Flowering plants are currently the most abundant group of plants on the planet. Most plants that you can think of are considered a flowering plant. In the context of a garden, we do not often regard them as flowering plants because they do not have large showy flowers like we prefer. Plants such as grasses, all broadleaf trees (except Gingko), all vines (excluding one genus), and almost all aquatic plants are technically flowering plants. A lot of these flowers are small, not involved in our daily lives, emerge at a different time than what we are used to, and the grass we see everyday is usually cut so we usually do not see the flowers unless it is an ornamental. Even with ornamental grasses, the flowers are not obvious.
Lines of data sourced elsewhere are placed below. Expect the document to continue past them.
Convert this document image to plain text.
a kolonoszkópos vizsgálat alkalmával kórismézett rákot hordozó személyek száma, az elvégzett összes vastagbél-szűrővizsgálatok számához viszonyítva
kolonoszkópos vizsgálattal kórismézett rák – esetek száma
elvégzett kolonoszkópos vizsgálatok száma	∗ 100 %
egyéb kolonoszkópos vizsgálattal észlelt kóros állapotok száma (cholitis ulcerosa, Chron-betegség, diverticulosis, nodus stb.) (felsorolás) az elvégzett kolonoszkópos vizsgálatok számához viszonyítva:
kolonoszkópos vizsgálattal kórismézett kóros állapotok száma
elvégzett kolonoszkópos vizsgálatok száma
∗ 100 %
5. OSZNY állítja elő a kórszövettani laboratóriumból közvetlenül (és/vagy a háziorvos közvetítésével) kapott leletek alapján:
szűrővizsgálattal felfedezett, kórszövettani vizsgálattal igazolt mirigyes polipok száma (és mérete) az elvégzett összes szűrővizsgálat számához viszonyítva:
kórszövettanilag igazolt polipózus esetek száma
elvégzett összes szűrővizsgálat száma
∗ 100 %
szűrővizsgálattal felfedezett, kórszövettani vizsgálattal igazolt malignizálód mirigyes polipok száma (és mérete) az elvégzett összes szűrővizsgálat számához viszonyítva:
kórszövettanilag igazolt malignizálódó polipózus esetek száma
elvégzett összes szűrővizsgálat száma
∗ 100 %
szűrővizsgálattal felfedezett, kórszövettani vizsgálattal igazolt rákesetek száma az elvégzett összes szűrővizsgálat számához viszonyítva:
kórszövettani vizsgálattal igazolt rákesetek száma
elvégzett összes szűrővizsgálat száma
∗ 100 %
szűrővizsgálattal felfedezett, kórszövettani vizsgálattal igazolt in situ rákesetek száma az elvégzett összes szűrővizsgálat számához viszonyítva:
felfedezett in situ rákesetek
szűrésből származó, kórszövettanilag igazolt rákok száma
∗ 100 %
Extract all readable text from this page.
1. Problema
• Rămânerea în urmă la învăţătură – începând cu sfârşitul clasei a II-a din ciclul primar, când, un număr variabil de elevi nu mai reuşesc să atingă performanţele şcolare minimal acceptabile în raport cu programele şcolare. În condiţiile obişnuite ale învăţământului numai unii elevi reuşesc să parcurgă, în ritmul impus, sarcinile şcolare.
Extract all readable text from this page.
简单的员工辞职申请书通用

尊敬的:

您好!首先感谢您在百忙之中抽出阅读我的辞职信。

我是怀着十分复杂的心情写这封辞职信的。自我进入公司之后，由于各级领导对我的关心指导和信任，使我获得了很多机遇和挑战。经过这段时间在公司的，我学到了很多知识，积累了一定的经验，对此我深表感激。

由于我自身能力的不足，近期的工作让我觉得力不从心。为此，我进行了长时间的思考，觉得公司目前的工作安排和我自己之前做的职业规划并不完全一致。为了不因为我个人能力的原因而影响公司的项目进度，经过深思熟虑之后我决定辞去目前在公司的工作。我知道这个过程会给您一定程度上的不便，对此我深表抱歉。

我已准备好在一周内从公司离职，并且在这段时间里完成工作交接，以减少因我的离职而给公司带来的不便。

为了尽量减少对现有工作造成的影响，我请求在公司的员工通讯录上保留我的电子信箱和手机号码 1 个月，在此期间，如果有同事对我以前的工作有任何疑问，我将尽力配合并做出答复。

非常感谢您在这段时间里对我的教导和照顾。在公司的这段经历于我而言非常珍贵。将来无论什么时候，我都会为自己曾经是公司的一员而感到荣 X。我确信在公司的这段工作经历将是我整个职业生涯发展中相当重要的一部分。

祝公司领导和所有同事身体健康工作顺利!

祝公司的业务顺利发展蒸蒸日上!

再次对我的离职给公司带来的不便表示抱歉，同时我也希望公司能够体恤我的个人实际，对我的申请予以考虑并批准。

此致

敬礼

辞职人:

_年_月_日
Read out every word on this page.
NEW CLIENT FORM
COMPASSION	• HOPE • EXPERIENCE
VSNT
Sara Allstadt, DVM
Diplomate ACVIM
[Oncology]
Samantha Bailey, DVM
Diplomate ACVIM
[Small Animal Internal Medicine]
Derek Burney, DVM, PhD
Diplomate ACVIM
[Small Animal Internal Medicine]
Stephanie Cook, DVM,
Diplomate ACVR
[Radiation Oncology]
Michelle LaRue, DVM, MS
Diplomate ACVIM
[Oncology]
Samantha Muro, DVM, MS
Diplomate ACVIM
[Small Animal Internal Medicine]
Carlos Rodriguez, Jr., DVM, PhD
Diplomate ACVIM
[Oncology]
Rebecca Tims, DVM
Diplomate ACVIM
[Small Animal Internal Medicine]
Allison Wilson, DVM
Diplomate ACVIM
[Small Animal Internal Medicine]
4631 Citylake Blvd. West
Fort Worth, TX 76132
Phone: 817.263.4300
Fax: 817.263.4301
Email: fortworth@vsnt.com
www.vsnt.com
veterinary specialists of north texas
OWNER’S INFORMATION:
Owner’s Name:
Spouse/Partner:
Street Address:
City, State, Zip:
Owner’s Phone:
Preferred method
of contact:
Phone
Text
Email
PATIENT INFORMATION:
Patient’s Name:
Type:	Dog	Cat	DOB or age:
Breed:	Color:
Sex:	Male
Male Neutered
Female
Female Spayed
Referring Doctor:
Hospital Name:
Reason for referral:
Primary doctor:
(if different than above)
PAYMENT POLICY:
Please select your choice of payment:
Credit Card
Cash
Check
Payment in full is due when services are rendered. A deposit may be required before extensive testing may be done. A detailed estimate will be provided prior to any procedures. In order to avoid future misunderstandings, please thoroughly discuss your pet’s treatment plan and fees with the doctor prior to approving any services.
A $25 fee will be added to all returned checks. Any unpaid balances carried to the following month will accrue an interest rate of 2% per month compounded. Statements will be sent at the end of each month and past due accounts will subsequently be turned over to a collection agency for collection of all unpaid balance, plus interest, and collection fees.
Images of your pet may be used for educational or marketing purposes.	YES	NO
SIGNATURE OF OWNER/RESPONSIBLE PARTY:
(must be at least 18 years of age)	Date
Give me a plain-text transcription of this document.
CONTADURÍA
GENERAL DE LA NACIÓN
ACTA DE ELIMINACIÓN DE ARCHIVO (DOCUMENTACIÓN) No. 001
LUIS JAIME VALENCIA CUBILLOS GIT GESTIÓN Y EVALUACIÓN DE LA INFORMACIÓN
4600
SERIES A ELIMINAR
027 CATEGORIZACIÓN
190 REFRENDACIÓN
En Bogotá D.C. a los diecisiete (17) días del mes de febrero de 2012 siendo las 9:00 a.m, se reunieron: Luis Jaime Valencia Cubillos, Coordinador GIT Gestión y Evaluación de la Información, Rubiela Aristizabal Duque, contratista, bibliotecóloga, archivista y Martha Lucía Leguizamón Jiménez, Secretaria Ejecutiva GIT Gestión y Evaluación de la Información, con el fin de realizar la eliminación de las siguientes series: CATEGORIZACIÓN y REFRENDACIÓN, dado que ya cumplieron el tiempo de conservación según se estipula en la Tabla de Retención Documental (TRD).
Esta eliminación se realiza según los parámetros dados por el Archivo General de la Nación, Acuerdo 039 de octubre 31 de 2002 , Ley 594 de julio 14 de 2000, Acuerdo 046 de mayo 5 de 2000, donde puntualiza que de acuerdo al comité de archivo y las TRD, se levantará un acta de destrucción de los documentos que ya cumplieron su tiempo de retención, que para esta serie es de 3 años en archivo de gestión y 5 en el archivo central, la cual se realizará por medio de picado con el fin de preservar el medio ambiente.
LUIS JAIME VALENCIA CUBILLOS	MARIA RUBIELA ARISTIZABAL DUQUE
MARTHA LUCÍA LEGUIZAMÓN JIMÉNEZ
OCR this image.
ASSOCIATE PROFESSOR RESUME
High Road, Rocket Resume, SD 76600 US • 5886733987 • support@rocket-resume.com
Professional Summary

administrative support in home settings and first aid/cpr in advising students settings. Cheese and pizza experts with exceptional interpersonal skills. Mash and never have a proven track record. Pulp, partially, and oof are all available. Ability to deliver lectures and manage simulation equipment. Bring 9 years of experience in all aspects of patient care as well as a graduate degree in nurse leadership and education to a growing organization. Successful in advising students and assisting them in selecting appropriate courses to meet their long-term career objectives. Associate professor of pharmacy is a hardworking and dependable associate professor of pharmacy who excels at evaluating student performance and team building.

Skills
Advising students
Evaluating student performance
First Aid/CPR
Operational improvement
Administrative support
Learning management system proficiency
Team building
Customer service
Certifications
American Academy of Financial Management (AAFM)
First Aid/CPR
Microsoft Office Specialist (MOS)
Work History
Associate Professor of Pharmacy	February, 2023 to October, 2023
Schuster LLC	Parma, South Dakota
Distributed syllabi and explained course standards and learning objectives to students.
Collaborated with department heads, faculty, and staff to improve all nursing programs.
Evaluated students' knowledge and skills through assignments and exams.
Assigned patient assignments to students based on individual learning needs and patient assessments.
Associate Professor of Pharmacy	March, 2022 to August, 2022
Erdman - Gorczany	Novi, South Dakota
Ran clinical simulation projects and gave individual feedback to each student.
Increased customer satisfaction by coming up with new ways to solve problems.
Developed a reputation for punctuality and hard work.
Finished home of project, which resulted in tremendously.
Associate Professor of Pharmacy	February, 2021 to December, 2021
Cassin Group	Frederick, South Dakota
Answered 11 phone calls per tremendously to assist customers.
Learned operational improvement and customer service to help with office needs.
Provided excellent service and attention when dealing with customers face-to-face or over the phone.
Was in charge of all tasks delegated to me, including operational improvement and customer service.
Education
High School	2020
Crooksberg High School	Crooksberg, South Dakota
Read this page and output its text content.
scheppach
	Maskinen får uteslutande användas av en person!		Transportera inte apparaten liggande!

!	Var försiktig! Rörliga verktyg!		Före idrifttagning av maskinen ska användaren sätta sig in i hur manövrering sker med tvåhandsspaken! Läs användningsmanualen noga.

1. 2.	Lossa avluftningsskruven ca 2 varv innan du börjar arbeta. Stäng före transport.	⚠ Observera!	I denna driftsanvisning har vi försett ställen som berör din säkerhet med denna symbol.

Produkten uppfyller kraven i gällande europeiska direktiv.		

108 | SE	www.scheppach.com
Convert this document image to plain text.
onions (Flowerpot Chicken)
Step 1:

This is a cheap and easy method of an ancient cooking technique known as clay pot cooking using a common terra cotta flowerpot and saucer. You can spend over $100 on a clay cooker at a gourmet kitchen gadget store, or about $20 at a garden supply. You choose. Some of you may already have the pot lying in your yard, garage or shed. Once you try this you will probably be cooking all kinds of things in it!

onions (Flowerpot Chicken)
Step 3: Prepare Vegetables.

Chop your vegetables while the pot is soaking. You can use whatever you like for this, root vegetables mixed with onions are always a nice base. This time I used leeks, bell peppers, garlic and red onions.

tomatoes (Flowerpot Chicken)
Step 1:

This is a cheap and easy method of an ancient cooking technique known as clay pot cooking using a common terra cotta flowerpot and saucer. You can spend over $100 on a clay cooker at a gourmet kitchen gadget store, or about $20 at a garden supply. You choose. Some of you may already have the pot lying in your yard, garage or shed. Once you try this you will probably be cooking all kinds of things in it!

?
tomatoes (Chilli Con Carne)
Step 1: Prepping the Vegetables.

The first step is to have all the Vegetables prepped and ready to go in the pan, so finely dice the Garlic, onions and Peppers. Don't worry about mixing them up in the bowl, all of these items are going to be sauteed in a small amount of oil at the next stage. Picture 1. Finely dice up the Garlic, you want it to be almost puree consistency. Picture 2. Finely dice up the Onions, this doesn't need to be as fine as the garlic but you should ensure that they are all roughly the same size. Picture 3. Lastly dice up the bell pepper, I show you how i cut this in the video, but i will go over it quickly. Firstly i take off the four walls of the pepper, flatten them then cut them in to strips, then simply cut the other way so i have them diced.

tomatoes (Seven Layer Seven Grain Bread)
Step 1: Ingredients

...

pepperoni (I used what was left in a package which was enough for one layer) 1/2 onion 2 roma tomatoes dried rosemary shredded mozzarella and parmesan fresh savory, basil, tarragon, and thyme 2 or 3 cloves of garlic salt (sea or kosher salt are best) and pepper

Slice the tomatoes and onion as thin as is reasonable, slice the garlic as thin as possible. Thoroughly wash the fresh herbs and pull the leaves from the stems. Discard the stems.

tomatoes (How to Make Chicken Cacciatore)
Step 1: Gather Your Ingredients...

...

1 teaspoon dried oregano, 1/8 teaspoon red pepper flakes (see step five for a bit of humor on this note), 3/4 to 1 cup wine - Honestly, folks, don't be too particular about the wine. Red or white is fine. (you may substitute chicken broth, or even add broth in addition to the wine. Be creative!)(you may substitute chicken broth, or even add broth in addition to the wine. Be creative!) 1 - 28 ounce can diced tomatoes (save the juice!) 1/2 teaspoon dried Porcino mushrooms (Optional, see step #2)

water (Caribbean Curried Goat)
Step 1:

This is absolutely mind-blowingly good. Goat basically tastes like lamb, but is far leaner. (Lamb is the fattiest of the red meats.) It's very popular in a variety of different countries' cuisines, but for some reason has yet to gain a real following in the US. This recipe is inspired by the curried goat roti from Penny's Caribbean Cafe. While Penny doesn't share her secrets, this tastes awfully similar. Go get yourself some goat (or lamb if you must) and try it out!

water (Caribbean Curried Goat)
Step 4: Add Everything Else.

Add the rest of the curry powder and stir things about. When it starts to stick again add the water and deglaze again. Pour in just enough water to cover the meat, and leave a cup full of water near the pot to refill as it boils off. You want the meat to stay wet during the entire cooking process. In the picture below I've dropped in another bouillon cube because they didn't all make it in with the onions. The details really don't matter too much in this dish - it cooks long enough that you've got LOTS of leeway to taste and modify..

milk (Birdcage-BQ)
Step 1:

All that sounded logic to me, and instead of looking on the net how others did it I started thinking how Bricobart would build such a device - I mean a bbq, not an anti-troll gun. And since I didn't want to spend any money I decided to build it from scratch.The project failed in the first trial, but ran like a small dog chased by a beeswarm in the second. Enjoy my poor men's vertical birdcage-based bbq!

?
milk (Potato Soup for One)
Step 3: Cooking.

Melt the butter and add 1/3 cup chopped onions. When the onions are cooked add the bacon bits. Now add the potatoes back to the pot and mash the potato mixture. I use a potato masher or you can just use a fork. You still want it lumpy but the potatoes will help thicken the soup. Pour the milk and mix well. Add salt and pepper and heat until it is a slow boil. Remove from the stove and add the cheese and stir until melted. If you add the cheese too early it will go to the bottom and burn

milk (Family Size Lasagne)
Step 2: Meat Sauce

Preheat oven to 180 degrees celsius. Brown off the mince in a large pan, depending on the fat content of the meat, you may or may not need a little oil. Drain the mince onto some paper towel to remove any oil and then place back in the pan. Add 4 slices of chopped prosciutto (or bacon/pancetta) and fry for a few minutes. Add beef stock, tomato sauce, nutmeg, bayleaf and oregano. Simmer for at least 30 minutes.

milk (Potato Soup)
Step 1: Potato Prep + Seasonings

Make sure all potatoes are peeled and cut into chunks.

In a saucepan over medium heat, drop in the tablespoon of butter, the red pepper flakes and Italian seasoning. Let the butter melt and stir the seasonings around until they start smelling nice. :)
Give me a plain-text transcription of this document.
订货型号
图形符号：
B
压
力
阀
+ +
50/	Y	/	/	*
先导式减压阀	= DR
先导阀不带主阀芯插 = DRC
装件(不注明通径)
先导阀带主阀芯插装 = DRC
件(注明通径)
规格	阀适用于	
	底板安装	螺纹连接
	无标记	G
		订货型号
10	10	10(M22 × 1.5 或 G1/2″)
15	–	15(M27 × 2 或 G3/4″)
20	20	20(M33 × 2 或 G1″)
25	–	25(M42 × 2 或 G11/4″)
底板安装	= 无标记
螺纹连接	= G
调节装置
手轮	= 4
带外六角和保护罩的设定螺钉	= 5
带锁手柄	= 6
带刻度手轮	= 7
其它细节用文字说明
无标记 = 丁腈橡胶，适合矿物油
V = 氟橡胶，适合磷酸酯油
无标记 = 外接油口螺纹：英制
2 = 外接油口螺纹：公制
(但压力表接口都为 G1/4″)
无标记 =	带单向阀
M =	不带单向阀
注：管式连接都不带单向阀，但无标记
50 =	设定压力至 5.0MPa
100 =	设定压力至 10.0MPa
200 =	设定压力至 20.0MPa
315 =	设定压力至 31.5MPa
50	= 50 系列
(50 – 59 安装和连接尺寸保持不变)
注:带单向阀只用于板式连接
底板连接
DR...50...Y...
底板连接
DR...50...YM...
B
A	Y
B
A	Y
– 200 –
Now that I got through sciency part, let’s get into the interesting flowers that are more unknown to us due to our climate. If you have been to Wellfield, you might have seen some of our succulent plants that we usually place in the sensory garden. A few species we have on display will flower during the summer. One that might be a bit shocking to a lot of people is aloe. The species that we grow here has a flower stalk lined with orange flowers (the picture used for this blog article is of our aloe with a flower stalk just beginning to open). There are different species and subspecies of aloe that flower differently; for example, I have one at home that looks the same but has yellow flowers instead.
Our other flowering succulents are: Agave (Agave americana), and Jade (Crassula ovata), and a cactus that I am unsure of the identification on. This species of Agave blooms after about twenty years and will die after it sends up a massive flower stalk; thankfully, they produce a lot of babies from underground roots as well. The large jade plant we had unfortunately died (we have smaller ones still alive) due to overwatering from the long wet period we had early in the summer of 2021. This time last year, it was covered in tons of small white flowers. It is really overlooked as a flowering plant due to them needing a large amount of light and it is very difficult to supply it in our northern Indiana homes. All cactuses flower (ours has massive red flowers during the summer) but some flower during the winter or spring. This is another plant that requires so much sunlight that the flowers are not usually seen in this climate since they are often grown inside as a houseplant.
I’ll finish this up with a couple more flowering plants that are either more attractive than they are given credit for, or that maybe you did not know they flowered. A lot of people may know that Rosemary (Salvia rosmarinus) flowers because it is in the mint family, which is a family of flowering plants. But when they flower, they are absolutely covered in the blooms (and guess what they smell like). There are rosemary plants that flower blue, pink, and white. It’s another one that flowers in late fall so most of us have not seen it. The last type of plant I want to include on this list are palm trees. Some of you may have seen these and not even realized what it was. These flowers are what get pollinated to give us dates from date palms. The flowers themselves are not too attractive, but the fruit are definitely worth the eye sore.
If you have any of these plants and you have not seen them flower yet, hopefully you will! A lot of times the problem is not being in natural light or not getting enough light. Most plants flower based off of the day/night cycle, and depriving them of that can often deprive us of their beautiful flowers.